Por que o mesmo grupo anti-doutrinação política partidária não fez a mesma manifestação ou página especial na internet para criticar tal proposta de lei que prega a doutrinação religiosa. Isso também não se caracteriza como doutrinação? Agora se sabe por que o congresso nacional exige que a proposta da BNCC passe pelo crivo do legislativo federal, pois inúmeros dispositivos contidos na proposta, como os que discorrem sobre questões ligadas as sociedades indígenas e afro descentes, não condiz com os interesses se seguimentos fundamentalistas presentes na casa.
Dos 19 deputados envolvidos em projetos inspirados no movimento Escola Sem Partido, 11 deles têm alguma ligação com igrejas.  Então há algo de estranho nesse confuso e intrincado movimento. Ao mesmo tempo em que se atribui, olha só, a Paulo Freire, de proselitista, atribuindo-lhe o papel de “catequizador” ou pregador de certas verdades ou ideologias extremistas na educação, se recusam a fazer a mesma inferência às bancadas proselitistas no congresso, como dos seguimentos religiosos, que exercem papeis até de manipulação para fazer valer proposições ou projetos de leis de interesse das corporações das quais representam.
São esses mesmos grupos que pregam, vejam só, a “liberdade de expressão nas escolas” que vem incentivando a aprovação de qualquer proposta que torne os ambientes escolares locais de debates mais francos e abertos sobre temas polêmicos como sexualidade e diversidade de gênero.
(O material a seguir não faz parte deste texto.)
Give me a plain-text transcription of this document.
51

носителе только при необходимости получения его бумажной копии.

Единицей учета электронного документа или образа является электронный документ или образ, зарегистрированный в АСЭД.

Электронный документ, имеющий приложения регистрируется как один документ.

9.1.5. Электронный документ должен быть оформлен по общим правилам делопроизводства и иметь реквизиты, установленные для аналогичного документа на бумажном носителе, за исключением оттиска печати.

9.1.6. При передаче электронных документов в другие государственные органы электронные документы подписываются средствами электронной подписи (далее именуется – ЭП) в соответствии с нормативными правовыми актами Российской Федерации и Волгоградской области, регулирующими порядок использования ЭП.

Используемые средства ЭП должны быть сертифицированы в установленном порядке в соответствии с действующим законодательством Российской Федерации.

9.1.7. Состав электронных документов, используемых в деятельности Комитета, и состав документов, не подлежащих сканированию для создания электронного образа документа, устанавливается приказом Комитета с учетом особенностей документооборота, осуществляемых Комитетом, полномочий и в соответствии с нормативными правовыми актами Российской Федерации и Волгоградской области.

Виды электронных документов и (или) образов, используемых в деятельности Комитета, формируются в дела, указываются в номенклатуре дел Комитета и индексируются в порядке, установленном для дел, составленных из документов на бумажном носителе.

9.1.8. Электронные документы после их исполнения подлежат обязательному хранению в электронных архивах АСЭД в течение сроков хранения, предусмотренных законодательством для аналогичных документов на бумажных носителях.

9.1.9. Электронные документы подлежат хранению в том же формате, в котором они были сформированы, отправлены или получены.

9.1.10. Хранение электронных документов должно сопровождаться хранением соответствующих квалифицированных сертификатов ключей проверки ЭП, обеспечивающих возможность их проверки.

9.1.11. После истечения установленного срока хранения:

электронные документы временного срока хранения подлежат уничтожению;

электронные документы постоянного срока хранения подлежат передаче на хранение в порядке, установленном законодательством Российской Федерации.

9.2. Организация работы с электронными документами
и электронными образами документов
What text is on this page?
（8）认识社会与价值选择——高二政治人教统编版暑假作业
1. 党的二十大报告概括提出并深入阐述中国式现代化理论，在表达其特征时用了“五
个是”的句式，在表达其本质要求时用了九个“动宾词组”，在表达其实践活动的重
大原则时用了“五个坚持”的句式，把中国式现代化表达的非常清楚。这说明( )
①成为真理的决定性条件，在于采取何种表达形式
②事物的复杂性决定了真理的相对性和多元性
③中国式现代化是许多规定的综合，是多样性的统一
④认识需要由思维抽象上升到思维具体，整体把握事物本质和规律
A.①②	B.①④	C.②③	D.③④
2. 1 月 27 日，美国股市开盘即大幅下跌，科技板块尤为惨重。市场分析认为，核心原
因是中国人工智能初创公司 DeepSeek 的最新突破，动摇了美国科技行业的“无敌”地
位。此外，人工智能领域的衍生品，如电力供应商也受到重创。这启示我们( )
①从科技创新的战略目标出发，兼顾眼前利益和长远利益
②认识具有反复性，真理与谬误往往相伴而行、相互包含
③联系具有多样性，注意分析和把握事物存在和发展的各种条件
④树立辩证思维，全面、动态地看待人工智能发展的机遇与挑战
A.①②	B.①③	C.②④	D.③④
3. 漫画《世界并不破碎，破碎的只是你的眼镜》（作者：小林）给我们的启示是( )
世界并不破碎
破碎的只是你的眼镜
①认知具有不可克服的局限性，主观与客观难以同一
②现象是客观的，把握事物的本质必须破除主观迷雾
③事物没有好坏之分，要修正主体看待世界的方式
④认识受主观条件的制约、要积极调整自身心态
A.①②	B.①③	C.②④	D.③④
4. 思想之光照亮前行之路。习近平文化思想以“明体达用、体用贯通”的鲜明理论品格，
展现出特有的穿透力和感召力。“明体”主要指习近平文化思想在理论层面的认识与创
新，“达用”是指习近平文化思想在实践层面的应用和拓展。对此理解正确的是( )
Alegam que tais atribuições devam ser de responsabilidade das famílias. Agora imaginemos que cada família irá tratar desses assuntos segundo critérios e preceitos vinculados ao credo do qual seguem. Não se constituiria aí também certo proselitismo? Na escola, diferente do que ocorre no espaço doméstico, esses temas seriam abordados seguindo conceitos e correntes filosóficas diversificadas.
É com ênfase nessas posturas conservadoras que vem tornando o Brasil um dos países com mais relatos de violência contra mulheres e homossexuais no mundo. Impedir que o tema gênero como outros tantos ligados a grupos sociais minoritários, indígenas, negros, sejam debatidos nas escolas, atribuindo-lhes apologia política e sexual, é querer defender ainda mais propagação da violência, do preconceito e do crescimento de casos de estupros, como ocorreu no rio de janeiro, que ganhou as manchetes dos jornais do mundo inteiro.
É necessário combater com todas as forças possíveis a postura hipócrita daqueles que, sem apresentar qualquer credibilidade moral e ética, procuram desviar a atenção da população dos reais problemas das escolas, pregando ideias arcaicas que em nada irá contribuir para tirar o Brasil do secular e quase crônico atraso social e econômico. Por que não incluir nos currículos todos esses temas polêmicos? Qual o medo?
Um exemplo para comprovar o nosso atraso em vários setores, países como Nova Zelândia, Finlândia, França, entre outros, têm no seu currículo temas relacionados à homossexualidade e identidade de gênero. Observe o ranking desses países em comparação ao Brasil especialmente na área da educação. São anos luz de distância. O que deveria estar sendo discutido e defendido por essas tais “paladinos da liberdade”, no lugar do slogan Escola em Partido, deveria ser “Educação Pública e de Qualidade Para Todos”, aí sim estariam fazendo um ato nobre que certamente teria o apoio de todos.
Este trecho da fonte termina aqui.